When Portland approved a broadband franchise for Google Fiber in June, city commissioners floated the possibility of subsidizing service for low-income residents. The city's Office for Community Technology says it's still researching possibilities and may have a proposal later this year.

Austin, Texas, where Google Fiber begins service this month, announced in November that it has a deal with the company to provide the company's 5 mbps service tier for free to 4,300 people living in public housing.

In Kansas City, Connecting for Good -- the nonprofit working to bridge the digital divide -- brings to mind two Portland nonprofits: the Personal Telco Project and Free Geek, each of which tackle different issues related to improving Internet access.

Like Personal Telco, Connecting for Good sets up free wireless networks to serve apartment buildings. And like Free Geek, it rehabs old computers and provides them to poor residents who complete a training program to learn to use the machines.
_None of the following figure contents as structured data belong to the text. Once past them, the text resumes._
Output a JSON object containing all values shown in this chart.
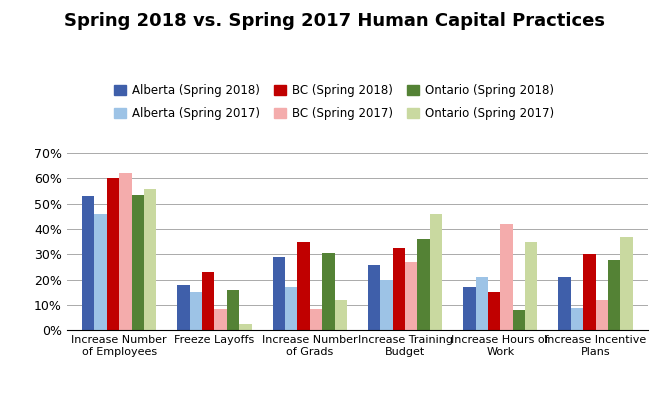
{
  "title": "Spring 2018 vs. Spring 2017 Human Capital Practices",
  "categories": [
    "Increase Number\nof Employees",
    "Freeze Layoffs",
    "Increase Number\nof Grads",
    "Increase Training\nBudget",
    "Increase Hours of\nWork",
    "Increase Incentive\nPlans"
  ],
  "series": [
    {
      "label": "Alberta (Spring 2018)",
      "color": "#3F5FAA",
      "values": [
        0.53,
        0.18,
        0.29,
        0.26,
        0.17,
        0.21
      ]
    },
    {
      "label": "Alberta (Spring 2017)",
      "color": "#9DC3E6",
      "values": [
        0.46,
        0.15,
        0.17,
        0.2,
        0.21,
        0.09
      ]
    },
    {
      "label": "BC (Spring 2018)",
      "color": "#C00000",
      "values": [
        0.6,
        0.23,
        0.35,
        0.325,
        0.15,
        0.3
      ]
    },
    {
      "label": "BC (Spring 2017)",
      "color": "#F4ACAC",
      "values": [
        0.62,
        0.085,
        0.085,
        0.27,
        0.42,
        0.12
      ]
    },
    {
      "label": "Ontario (Spring 2018)",
      "color": "#548235",
      "values": [
        0.535,
        0.16,
        0.305,
        0.36,
        0.08,
        0.28
      ]
    },
    {
      "label": "Ontario (Spring 2017)",
      "color": "#C9D9A0",
      "values": [
        0.56,
        0.025,
        0.12,
        0.46,
        0.35,
        0.37
      ]
    }
  ],
  "ylim": [
    0,
    0.7
  ],
  "yticks": [
    0.0,
    0.1,
    0.2,
    0.3,
    0.4,
    0.5,
    0.6,
    0.7
  ],
  "ytick_labels": [
    "0%",
    "10%",
    "20%",
    "30%",
    "40%",
    "50%",
    "60%",
    "70%"
  ],
  "background_color": "#FFFFFF",
  "grid_color": "#AAAAAA"
}
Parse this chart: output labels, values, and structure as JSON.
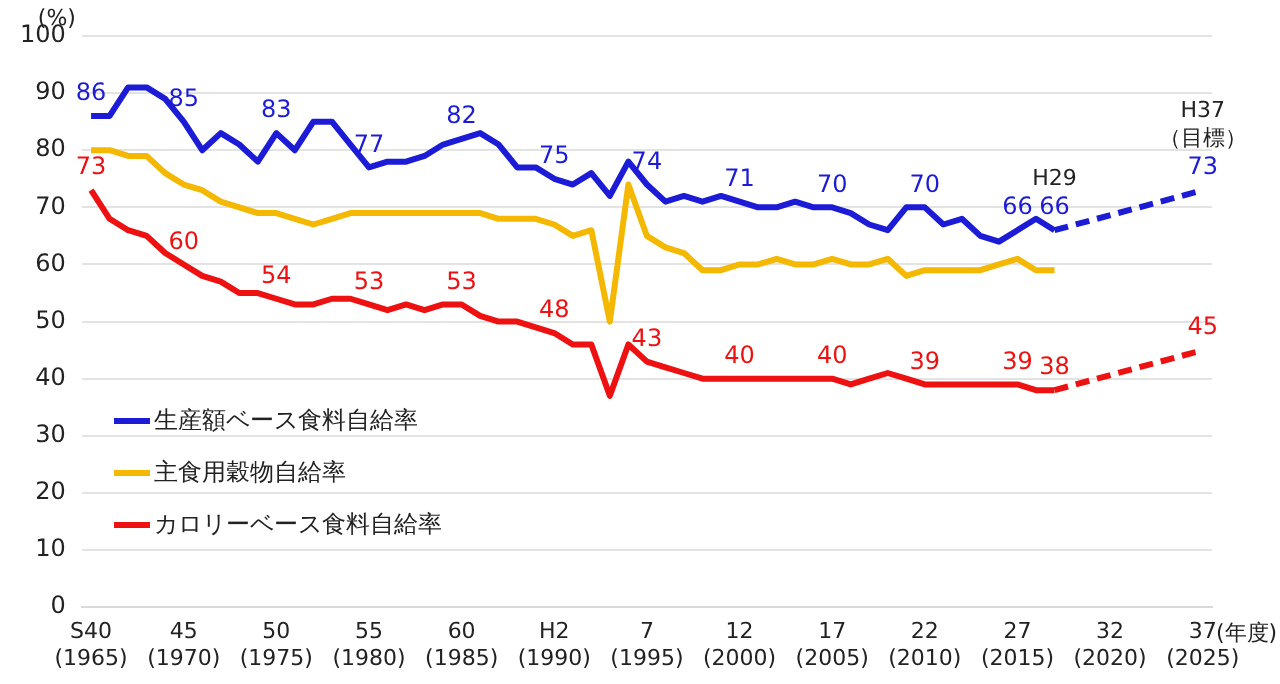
{
  "chart_data": {
    "type": "line",
    "ylabel": "(%)",
    "xlabel": "(年度)",
    "categories": [
      "S40\n(1965)",
      null,
      null,
      null,
      null,
      "45\n(1970)",
      null,
      null,
      null,
      null,
      "50\n(1975)",
      null,
      null,
      null,
      null,
      "55\n(1980)",
      null,
      null,
      null,
      null,
      "60\n(1985)",
      null,
      null,
      null,
      null,
      "H2\n(1990)",
      null,
      null,
      null,
      null,
      "7\n(1995)",
      null,
      null,
      null,
      null,
      "12\n(2000)",
      null,
      null,
      null,
      null,
      "17\n(2005)",
      null,
      null,
      null,
      null,
      "22\n(2010)",
      null,
      null,
      null,
      null,
      "27\n(2015)",
      null,
      null,
      null,
      null,
      "32\n(2020)",
      null,
      null,
      null,
      null,
      "37\n(2025)"
    ],
    "series": [
      {
        "name": "生産額ベース食料自給率",
        "color": "#1c1cd6",
        "values": [
          86,
          86,
          91,
          91,
          89,
          85,
          80,
          83,
          81,
          78,
          83,
          80,
          85,
          85,
          81,
          77,
          78,
          78,
          79,
          81,
          82,
          83,
          81,
          77,
          77,
          75,
          74,
          76,
          72,
          78,
          74,
          71,
          72,
          71,
          72,
          71,
          70,
          70,
          71,
          70,
          70,
          69,
          67,
          66,
          70,
          70,
          67,
          68,
          65,
          64,
          66,
          68,
          66,
          null,
          null,
          null,
          null,
          null,
          null,
          null,
          null
        ],
        "value_labels": [
          "86",
          null,
          null,
          null,
          null,
          "85",
          null,
          null,
          null,
          null,
          "83",
          null,
          null,
          null,
          null,
          "77",
          null,
          null,
          null,
          null,
          "82",
          null,
          null,
          null,
          null,
          "75",
          null,
          null,
          null,
          null,
          "74",
          null,
          null,
          null,
          null,
          "71",
          null,
          null,
          null,
          null,
          "70",
          null,
          null,
          null,
          null,
          "70",
          null,
          null,
          null,
          null,
          "66",
          null,
          "66",
          null,
          null,
          null,
          null,
          null,
          null,
          null,
          null
        ]
      },
      {
        "name": "主食用穀物自給率",
        "color": "#f5b800",
        "values": [
          80,
          80,
          79,
          79,
          76,
          74,
          73,
          71,
          70,
          69,
          69,
          68,
          67,
          68,
          69,
          69,
          69,
          69,
          69,
          69,
          69,
          69,
          68,
          68,
          68,
          67,
          65,
          66,
          50,
          74,
          65,
          63,
          62,
          59,
          59,
          60,
          60,
          61,
          60,
          60,
          61,
          60,
          60,
          61,
          58,
          59,
          59,
          59,
          59,
          60,
          61,
          59,
          59,
          null,
          null,
          null,
          null,
          null,
          null,
          null,
          null
        ]
      },
      {
        "name": "カロリーベース食料自給率",
        "color": "#ee1111",
        "values": [
          73,
          68,
          66,
          65,
          62,
          60,
          58,
          57,
          55,
          55,
          54,
          53,
          53,
          54,
          54,
          53,
          52,
          53,
          52,
          53,
          53,
          51,
          50,
          50,
          49,
          48,
          46,
          46,
          37,
          46,
          43,
          42,
          41,
          40,
          40,
          40,
          40,
          40,
          40,
          40,
          40,
          39,
          40,
          41,
          40,
          39,
          39,
          39,
          39,
          39,
          39,
          38,
          38,
          null,
          null,
          null,
          null,
          null,
          null,
          null,
          null
        ],
        "value_labels": [
          "73",
          null,
          null,
          null,
          null,
          "60",
          null,
          null,
          null,
          null,
          "54",
          null,
          null,
          null,
          null,
          "53",
          null,
          null,
          null,
          null,
          "53",
          null,
          null,
          null,
          null,
          "48",
          null,
          null,
          null,
          null,
          "43",
          null,
          null,
          null,
          null,
          "40",
          null,
          null,
          null,
          null,
          "40",
          null,
          null,
          null,
          null,
          "39",
          null,
          null,
          null,
          null,
          "39",
          null,
          "38",
          null,
          null,
          null,
          null,
          null,
          null,
          null,
          null
        ]
      },
      {
        "color": "#1c1cd6",
        "line_style": "dashed",
        "values": [
          null,
          null,
          null,
          null,
          null,
          null,
          null,
          null,
          null,
          null,
          null,
          null,
          null,
          null,
          null,
          null,
          null,
          null,
          null,
          null,
          null,
          null,
          null,
          null,
          null,
          null,
          null,
          null,
          null,
          null,
          null,
          null,
          null,
          null,
          null,
          null,
          null,
          null,
          null,
          null,
          null,
          null,
          null,
          null,
          null,
          null,
          null,
          null,
          null,
          null,
          null,
          null,
          66,
          null,
          null,
          null,
          null,
          null,
          null,
          null,
          73
        ],
        "value_labels": [
          null,
          null,
          null,
          null,
          null,
          null,
          null,
          null,
          null,
          null,
          null,
          null,
          null,
          null,
          null,
          null,
          null,
          null,
          null,
          null,
          null,
          null,
          null,
          null,
          null,
          null,
          null,
          null,
          null,
          null,
          null,
          null,
          null,
          null,
          null,
          null,
          null,
          null,
          null,
          null,
          null,
          null,
          null,
          null,
          null,
          null,
          null,
          null,
          null,
          null,
          null,
          null,
          null,
          null,
          null,
          null,
          null,
          null,
          null,
          null,
          "73"
        ]
      },
      {
        "color": "#ee1111",
        "line_style": "dashed",
        "values": [
          null,
          null,
          null,
          null,
          null,
          null,
          null,
          null,
          null,
          null,
          null,
          null,
          null,
          null,
          null,
          null,
          null,
          null,
          null,
          null,
          null,
          null,
          null,
          null,
          null,
          null,
          null,
          null,
          null,
          null,
          null,
          null,
          null,
          null,
          null,
          null,
          null,
          null,
          null,
          null,
          null,
          null,
          null,
          null,
          null,
          null,
          null,
          null,
          null,
          null,
          null,
          null,
          38,
          null,
          null,
          null,
          null,
          null,
          null,
          null,
          45
        ],
        "value_labels": [
          null,
          null,
          null,
          null,
          null,
          null,
          null,
          null,
          null,
          null,
          null,
          null,
          null,
          null,
          null,
          null,
          null,
          null,
          null,
          null,
          null,
          null,
          null,
          null,
          null,
          null,
          null,
          null,
          null,
          null,
          null,
          null,
          null,
          null,
          null,
          null,
          null,
          null,
          null,
          null,
          null,
          null,
          null,
          null,
          null,
          null,
          null,
          null,
          null,
          null,
          null,
          null,
          null,
          null,
          null,
          null,
          null,
          null,
          null,
          null,
          "45"
        ]
      }
    ],
    "annotations": [
      {
        "text": "H29",
        "y": 66
      },
      {
        "text": "H37\n（目標）",
        "x": "37\n(2025)",
        "y": 73
      }
    ],
    "ylim": [
      0,
      100
    ],
    "yticks": [
      0,
      10,
      20,
      30,
      40,
      50,
      60,
      70,
      80,
      90,
      100
    ],
    "grid": "y",
    "legend": "bottom left",
    "marker": "none",
    "line_style": "solid"
  }
}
On a recent morning Laurette Banks, 74, brought in a laptop she'd received through the program to an office Connecting for Good shares with other social services on Troost Avenue. The laptop worked fine, but she's had trouble figuring out how to connect to her Wi-Fi network.

Google Fiber is available at her home in east Kansas City, but Banks said she's not a customer and not eager to change.

"I have considered Google," she said, "but I don't know enough about it."

Google has built a highly visible presence in Kansas City, hosting ice cream socials at "fiber rallies" to sign up new customers and packing the roadways with contractors' distinctive service trucks, each adorned with the company's signature "fiber rabbit."

But Liimatta, Connecting for Good's director, said Google Fiber has had trouble connecting with people one-to-one, especially in Kansas City's underserved communities where many people have never been online

"Treading outside of Internet culture has been a difficult thing for Google," Liimatta said.

Google is certainly trying. The company says it's working with a dozen different organizations in the Kansas City area -- including Connecting for Good -- on bringing more people online.

Success, according to the company, requires making the Internet affordable, teaching them how to get online, and showing people what it can do. And Google says the best way to do that is to find community groups in each of its market to help, people who already have connections to the customers Google wants to reach.

"The most successful initiatives we have to close the digital divide are ones where we're working with local partners," said Erica Swanson, head of community impact programs for Google Fiber. "Communities are eager to address it and if we work together we can actually make a dent in it."

Connecting for Good receives financial support and Chromebook laptops through Google Fiber, and Liimatta said he plans to install Google Fiber in his own home. It's a great service, he said, but it's designed for the top tier of Internet users -- not the entry level.

"The engineers have basically set the tone for Google inside Kansas City," Liimatta said. "It's much more that than it is the social agenda."